Schlagwörter zur Erschließung

Treppenhausreinigung; Hausordnung; Unterlassen; Kündigung; Hausfrieden

Leitsatz

häufig von der Redaktion verfasst

Der Vermieter ist zur Kündigung des Mietverhältnisses nicht berechtigt, wenn der Mieter die mietvertraglich übernommene bzw. durch Hausordnung auferlegte Pflicht zur Treppenhausreinigung mehrfach unterläßt.

Sachverhalt

Wortlaut des Gerichts

Die Kl. ist Vermieterin, die Bekl. Mieterin einer Wohnung aufgrund Mietvertrags vom 5.11.1993, der die Bekl. verpflichtet, alle zwei Wochen die Treppenhausreinigung zu übernehmen. Nach mehrmaliger Aufforderung der Kl. an die Bekl., dieser Pflicht nachzukommen, sowie der Androhung der Kündigung sprach die Kl. mit Schreiben vom 25.3.1999 die fristgemäße Kündigung zum 30.6.1999 aus.
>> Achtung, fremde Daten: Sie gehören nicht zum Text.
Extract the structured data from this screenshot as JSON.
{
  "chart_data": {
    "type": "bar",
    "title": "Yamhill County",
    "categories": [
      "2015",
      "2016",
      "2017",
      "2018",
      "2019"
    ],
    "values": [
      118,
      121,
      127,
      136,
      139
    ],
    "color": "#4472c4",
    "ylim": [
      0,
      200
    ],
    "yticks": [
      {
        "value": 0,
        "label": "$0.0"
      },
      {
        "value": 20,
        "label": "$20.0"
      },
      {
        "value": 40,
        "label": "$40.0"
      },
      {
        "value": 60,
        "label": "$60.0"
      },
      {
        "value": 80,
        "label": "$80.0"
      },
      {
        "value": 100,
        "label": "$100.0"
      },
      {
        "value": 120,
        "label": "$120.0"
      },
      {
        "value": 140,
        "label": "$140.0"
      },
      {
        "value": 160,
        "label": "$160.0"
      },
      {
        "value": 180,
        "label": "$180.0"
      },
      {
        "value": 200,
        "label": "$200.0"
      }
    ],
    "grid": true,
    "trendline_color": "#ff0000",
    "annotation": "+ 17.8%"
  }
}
Die Kl. ist der Ansicht, daß der Hausfrieden in erheblichem Maße gestört sei, da die Wohnungsnachbarin regelmäßig den liegengebliebenen Dreck wegmachen müsse. Sie ist weiter der Ansicht, daß eine Ersatzvornahme nicht möglich sei, da die Bekl. den Mietzins vom Sozialamt bezahlt bekomme. Danach verblieben die Kosten einer Ersatzvornahme entweder bei der Kl., oder sie fielen der Allgemeinheit zur Last, wenn sie vom Sozialamt getragen würden.

Aus den Gründen

Wortlaut des Gerichts

Die Klage ist nicht begründet. Die Bekl. ist nicht gemäß § 556 BGB verpflichtet, die Wohnung zum 30.9.1999 zu räumen und an die Kl. herauszugeben. Die von der Kl. ausgesprochene Kündigung hat das Mietverhältnis nämlich nicht wirksam beendet. Ein Kündigungsgrund gemäß § 564 b Abs. 2 Ziff. 1 BGB ist nicht gegeben.
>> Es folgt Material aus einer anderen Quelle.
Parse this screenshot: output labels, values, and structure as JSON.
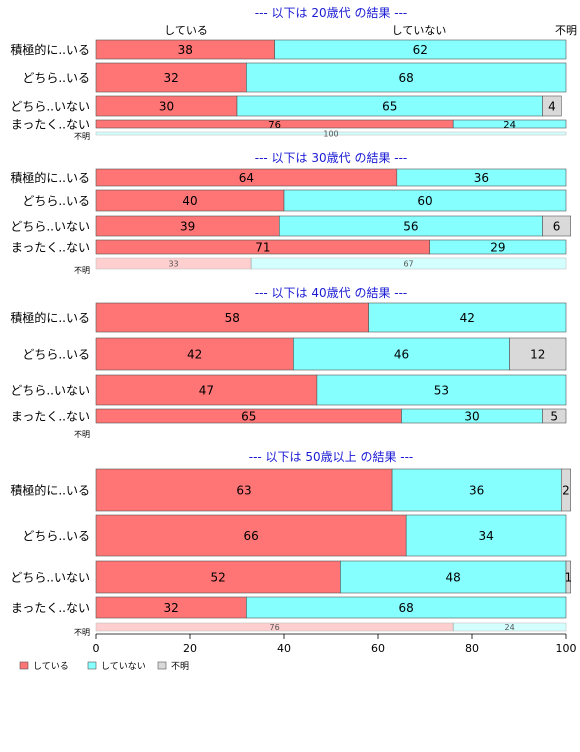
{
  "colors": {
    "している": "#ff7474",
    "していない": "#86ffff",
    "不明": "#d9d9d9",
    "title": "#1a1ad4"
  },
  "legend": {
    "items": [
      "している",
      "していない",
      "不明"
    ]
  },
  "column_headers": [
    "している",
    "していない",
    "不明"
  ],
  "x_ticks": [
    "0",
    "20",
    "40",
    "60",
    "80",
    "100"
  ],
  "chart_data": [
    {
      "type": "bar",
      "orientation": "horizontal",
      "stacked": true,
      "title": "--- 以下は 20歳代 の結果 ---",
      "categories": [
        "積極的に..いる",
        "どちら..いる",
        "どちら..いない",
        "まったく..ない",
        "不明"
      ],
      "series": [
        {
          "name": "している",
          "values": [
            38,
            32,
            30,
            76,
            0
          ]
        },
        {
          "name": "していない",
          "values": [
            62,
            68,
            65,
            24,
            100
          ]
        },
        {
          "name": "不明",
          "values": [
            0,
            0,
            4,
            0,
            0
          ]
        }
      ],
      "xlim": [
        0,
        100
      ]
    },
    {
      "type": "bar",
      "orientation": "horizontal",
      "stacked": true,
      "title": "--- 以下は 30歳代 の結果 ---",
      "categories": [
        "積極的に..いる",
        "どちら..いる",
        "どちら..いない",
        "まったく..ない",
        "不明"
      ],
      "series": [
        {
          "name": "している",
          "values": [
            64,
            40,
            39,
            71,
            33
          ]
        },
        {
          "name": "していない",
          "values": [
            36,
            60,
            56,
            29,
            67
          ]
        },
        {
          "name": "不明",
          "values": [
            0,
            0,
            6,
            0,
            0
          ]
        }
      ],
      "xlim": [
        0,
        100
      ]
    },
    {
      "type": "bar",
      "orientation": "horizontal",
      "stacked": true,
      "title": "--- 以下は 40歳代 の結果 ---",
      "categories": [
        "積極的に..いる",
        "どちら..いる",
        "どちら..いない",
        "まったく..ない",
        "不明"
      ],
      "series": [
        {
          "name": "している",
          "values": [
            58,
            42,
            47,
            65,
            0
          ]
        },
        {
          "name": "していない",
          "values": [
            42,
            46,
            53,
            30,
            0
          ]
        },
        {
          "name": "不明",
          "values": [
            0,
            12,
            0,
            5,
            0
          ]
        }
      ],
      "xlim": [
        0,
        100
      ]
    },
    {
      "type": "bar",
      "orientation": "horizontal",
      "stacked": true,
      "title": "--- 以下は 50歳以上 の結果 ---",
      "categories": [
        "積極的に..いる",
        "どちら..いる",
        "どちら..いない",
        "まったく..ない",
        "不明"
      ],
      "series": [
        {
          "name": "している",
          "values": [
            63,
            66,
            52,
            32,
            76
          ]
        },
        {
          "name": "していない",
          "values": [
            36,
            34,
            48,
            68,
            24
          ]
        },
        {
          "name": "不明",
          "values": [
            2,
            0,
            1,
            0,
            0
          ]
        }
      ],
      "xlim": [
        0,
        100
      ]
    }
  ]
}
Grundsätzlich sind Verstöße gegen die Reinigungspflichten nicht geeignet, eine Kündigung zu rechtfertigen. Es ist dem Vermieter grundsätzlich zumutbar, das Mietverhältnis mit dem betroffenen Mieter fortzusetzen. Ausnahmsweise kann nur dann etwas anderes gelten, wenn erhebliche Verstöße gegen die Reinigungspflichten gegeben sind und diese zu einer erheblichen Störung des Hausfriedens führen. Hiervon kann im vorliegenden Fall auch nach dem Vortrag der Kl. nicht ausgegangen werden. Zwar ist der Kl. zuzugeben, daß die Wohnungsnachbarin verärgert ist, weil sie für die Bekl. mitputzen muß. Dem kann nach Auffassung des Gerichts aber dadurch begegnet werden, daß die der Bekl. obliegende Treppenhausreinigungspflicht anderweitig im Wege der Ersatzvornahme durchgeführt wird und die Kosten hierfür der Bekl. auferlegt werden. Keine Rolle kann hierbei spielen, ob wegen des relativ geringen Arbeitsaufwandes unverhältnismäßig hohe Kosten entstehen. Die Bekl. hat diese Kosten nämlich zu tragen und kann sie abwenden, indem sie ihre Reinigungsarbeiten durchführt. Das Gericht kann der Kl. auch nicht insofern folgen, als hierdurch ein Unfrieden im Hause entstehen würde, weil das Sozialamt und damit die Allgemeinheit die Kosten letztlich zu tragen hätte. Die Bekl. wird nämlich vom Sozialamt sicherlich keine zusätzlichen Geldmittel hierfür zur Verfügung gestellt bekommen. Im übrigen würde dieser "Unfrieden" als Kündigungsgrund sicherlich nicht ausreichen.